Download AHA Guide to the Health Care Field Book in PDF, ePub and Kindle

AHA Guide is one of the best known and most comprehensive health care directories in the market. The annual publication covers hospitals, health care systems, networks, group purchasing organizations, ambulatory surgery centers, and much more. AHA Guide furnishes top-line profiles of hospitals including organizational control, primary service, beds, admissions, census, outpatient visits, births, total expenses, payroll expenses, and number of personnel. Also included is hospital-specific information service lines, approvals by accrediting organizations, Physician Models, and contact names for chief executive officer, chief operating officer, chief information officer, chief medical officer, chief financial officer, and chief human resource officer. Content comes from the AHA Annual Survey of hospitals, AHA database, accrediting organizations, other health care organizations


Durham's Lincoln Hospital

Durham's Lincoln Hospital
Author: Pamela Preston Reynolds
Publisher: Arcadia Publishing
Total Pages: 132
Release: 2001
Genre: History
ISBN: 9780738513669

Download Durham's Lincoln Hospital Book in PDF, ePub and Kindle

Lincoln Hospital opened in Durham in 1901 to serve the community's African Americans as a center for patient care and medical education. With the onset of the Civil Rights Movement, however, Lincoln's competition increased, and it closed in 1976. Still, the hospital is remembered today through the Lincoln Community Health Center and in the hearts and minds of those who contributed to its history.

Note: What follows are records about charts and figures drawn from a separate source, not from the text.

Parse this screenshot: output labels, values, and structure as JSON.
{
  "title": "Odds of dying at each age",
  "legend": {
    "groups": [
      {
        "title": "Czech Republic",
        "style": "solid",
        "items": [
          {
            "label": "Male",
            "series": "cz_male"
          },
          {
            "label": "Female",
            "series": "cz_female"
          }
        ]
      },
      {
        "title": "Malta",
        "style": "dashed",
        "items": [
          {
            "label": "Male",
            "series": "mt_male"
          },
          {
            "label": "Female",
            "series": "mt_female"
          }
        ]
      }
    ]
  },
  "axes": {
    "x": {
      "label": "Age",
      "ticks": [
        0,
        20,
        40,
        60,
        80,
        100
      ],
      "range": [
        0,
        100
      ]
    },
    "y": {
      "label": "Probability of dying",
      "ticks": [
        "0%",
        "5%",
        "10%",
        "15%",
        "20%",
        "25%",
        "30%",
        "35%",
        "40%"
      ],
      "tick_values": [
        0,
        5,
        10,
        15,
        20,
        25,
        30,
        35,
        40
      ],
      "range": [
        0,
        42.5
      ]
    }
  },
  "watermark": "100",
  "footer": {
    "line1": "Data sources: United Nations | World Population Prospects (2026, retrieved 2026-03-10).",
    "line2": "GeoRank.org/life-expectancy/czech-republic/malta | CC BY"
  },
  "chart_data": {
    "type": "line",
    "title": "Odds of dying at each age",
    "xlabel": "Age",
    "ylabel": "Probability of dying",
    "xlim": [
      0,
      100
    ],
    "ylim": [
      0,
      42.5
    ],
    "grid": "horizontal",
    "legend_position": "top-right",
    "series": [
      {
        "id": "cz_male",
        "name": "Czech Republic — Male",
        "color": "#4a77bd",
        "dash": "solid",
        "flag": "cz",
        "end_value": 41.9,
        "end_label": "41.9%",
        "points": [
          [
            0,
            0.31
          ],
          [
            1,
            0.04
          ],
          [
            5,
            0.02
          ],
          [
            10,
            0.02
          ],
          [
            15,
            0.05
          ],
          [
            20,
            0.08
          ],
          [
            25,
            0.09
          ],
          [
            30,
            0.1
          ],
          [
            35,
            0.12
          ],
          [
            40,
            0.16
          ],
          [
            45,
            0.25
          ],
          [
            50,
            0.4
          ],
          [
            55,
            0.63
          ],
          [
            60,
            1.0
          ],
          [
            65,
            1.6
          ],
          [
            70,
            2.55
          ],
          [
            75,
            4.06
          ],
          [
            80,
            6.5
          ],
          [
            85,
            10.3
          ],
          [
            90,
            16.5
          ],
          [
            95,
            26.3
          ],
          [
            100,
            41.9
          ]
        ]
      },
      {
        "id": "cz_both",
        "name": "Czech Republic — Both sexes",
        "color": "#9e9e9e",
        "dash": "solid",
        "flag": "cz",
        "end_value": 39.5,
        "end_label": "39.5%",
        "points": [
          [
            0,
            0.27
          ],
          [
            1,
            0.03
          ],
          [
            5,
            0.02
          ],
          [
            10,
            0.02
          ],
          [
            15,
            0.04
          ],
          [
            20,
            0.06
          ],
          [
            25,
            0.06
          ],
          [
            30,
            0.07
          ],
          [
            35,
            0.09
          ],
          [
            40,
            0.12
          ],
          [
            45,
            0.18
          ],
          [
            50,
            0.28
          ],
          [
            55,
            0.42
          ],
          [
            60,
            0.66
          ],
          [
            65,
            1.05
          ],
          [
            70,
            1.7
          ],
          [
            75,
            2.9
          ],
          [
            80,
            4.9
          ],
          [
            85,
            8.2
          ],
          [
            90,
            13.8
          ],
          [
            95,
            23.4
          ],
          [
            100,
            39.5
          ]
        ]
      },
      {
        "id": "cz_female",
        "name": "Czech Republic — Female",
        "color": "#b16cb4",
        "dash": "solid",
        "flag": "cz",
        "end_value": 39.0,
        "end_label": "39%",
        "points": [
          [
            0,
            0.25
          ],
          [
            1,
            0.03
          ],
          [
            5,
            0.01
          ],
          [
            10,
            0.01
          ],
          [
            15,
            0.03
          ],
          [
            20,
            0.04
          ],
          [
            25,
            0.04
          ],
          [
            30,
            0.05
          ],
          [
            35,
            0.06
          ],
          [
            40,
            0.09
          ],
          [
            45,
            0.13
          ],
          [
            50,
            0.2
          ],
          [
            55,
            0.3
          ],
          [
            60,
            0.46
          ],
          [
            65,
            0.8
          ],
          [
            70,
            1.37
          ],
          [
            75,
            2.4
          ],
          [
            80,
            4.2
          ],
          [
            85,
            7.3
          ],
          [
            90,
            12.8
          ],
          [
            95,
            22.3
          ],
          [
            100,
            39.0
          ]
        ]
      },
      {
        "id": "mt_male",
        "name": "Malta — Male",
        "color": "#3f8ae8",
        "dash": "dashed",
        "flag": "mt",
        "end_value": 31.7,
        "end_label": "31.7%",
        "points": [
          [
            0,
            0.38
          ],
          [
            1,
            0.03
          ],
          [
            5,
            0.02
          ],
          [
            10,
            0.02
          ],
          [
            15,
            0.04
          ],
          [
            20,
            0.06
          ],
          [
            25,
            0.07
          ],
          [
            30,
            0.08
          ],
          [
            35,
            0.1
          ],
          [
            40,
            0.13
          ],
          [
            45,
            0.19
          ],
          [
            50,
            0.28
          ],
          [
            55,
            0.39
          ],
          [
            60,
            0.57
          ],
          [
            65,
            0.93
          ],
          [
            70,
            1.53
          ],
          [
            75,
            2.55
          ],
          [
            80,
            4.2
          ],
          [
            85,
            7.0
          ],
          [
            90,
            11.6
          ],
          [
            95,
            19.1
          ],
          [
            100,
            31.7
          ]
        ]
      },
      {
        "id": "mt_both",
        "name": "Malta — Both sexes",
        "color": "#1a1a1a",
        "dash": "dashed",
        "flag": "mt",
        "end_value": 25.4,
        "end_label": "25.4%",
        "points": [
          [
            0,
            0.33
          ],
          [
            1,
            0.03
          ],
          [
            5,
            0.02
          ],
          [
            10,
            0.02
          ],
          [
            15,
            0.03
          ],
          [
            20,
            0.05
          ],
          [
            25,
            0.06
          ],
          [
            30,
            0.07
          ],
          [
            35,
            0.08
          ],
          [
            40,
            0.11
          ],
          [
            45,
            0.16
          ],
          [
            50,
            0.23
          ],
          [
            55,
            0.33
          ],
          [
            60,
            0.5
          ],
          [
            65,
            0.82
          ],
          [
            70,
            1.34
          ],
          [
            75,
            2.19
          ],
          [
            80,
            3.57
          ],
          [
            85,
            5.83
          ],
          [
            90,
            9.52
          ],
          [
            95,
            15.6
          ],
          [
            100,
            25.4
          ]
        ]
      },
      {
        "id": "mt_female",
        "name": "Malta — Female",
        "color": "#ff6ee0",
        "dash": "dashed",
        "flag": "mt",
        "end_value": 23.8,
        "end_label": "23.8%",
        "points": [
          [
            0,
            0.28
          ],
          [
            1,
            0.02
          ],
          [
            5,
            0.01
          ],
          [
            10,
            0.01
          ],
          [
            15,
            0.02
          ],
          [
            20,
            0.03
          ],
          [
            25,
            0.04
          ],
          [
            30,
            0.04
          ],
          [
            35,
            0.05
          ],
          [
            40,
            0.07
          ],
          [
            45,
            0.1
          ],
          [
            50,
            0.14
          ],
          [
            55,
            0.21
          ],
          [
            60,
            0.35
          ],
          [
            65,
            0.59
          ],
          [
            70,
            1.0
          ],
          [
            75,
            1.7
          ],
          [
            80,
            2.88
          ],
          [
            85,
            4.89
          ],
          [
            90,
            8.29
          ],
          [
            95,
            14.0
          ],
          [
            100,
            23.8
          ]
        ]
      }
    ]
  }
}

Public Policy and the Black Hospital

Public Policy and the Black Hospital
Author: Woodrow Jones
Publisher: Bloomsbury Publishing USA
Total Pages: 174
Release: 1994-01-26
Genre: History
ISBN: 0313036225

Download Public Policy and the Black Hospital Book in PDF, ePub and Kindle

This study adds to the small but growing literature on Black health history--the rise of hospital care and hospital services provided to Blacks from the antebellum era to the integration era, a period of some 150 years. The work examines the political, policy, legal, and philanthropic forces that helped to define the rise, development, and decline of Black hospitals in the United States. Particular discussion is given to the federal Hill-Burton Act of 1946 and the extent to which the legislation impacted Black hospital development. The roles of the Freedman's Bureau, National Medical Association, National Hospital Association, and the U.S. Commission on Civil Rights in the development of Black hospitals is highlighted.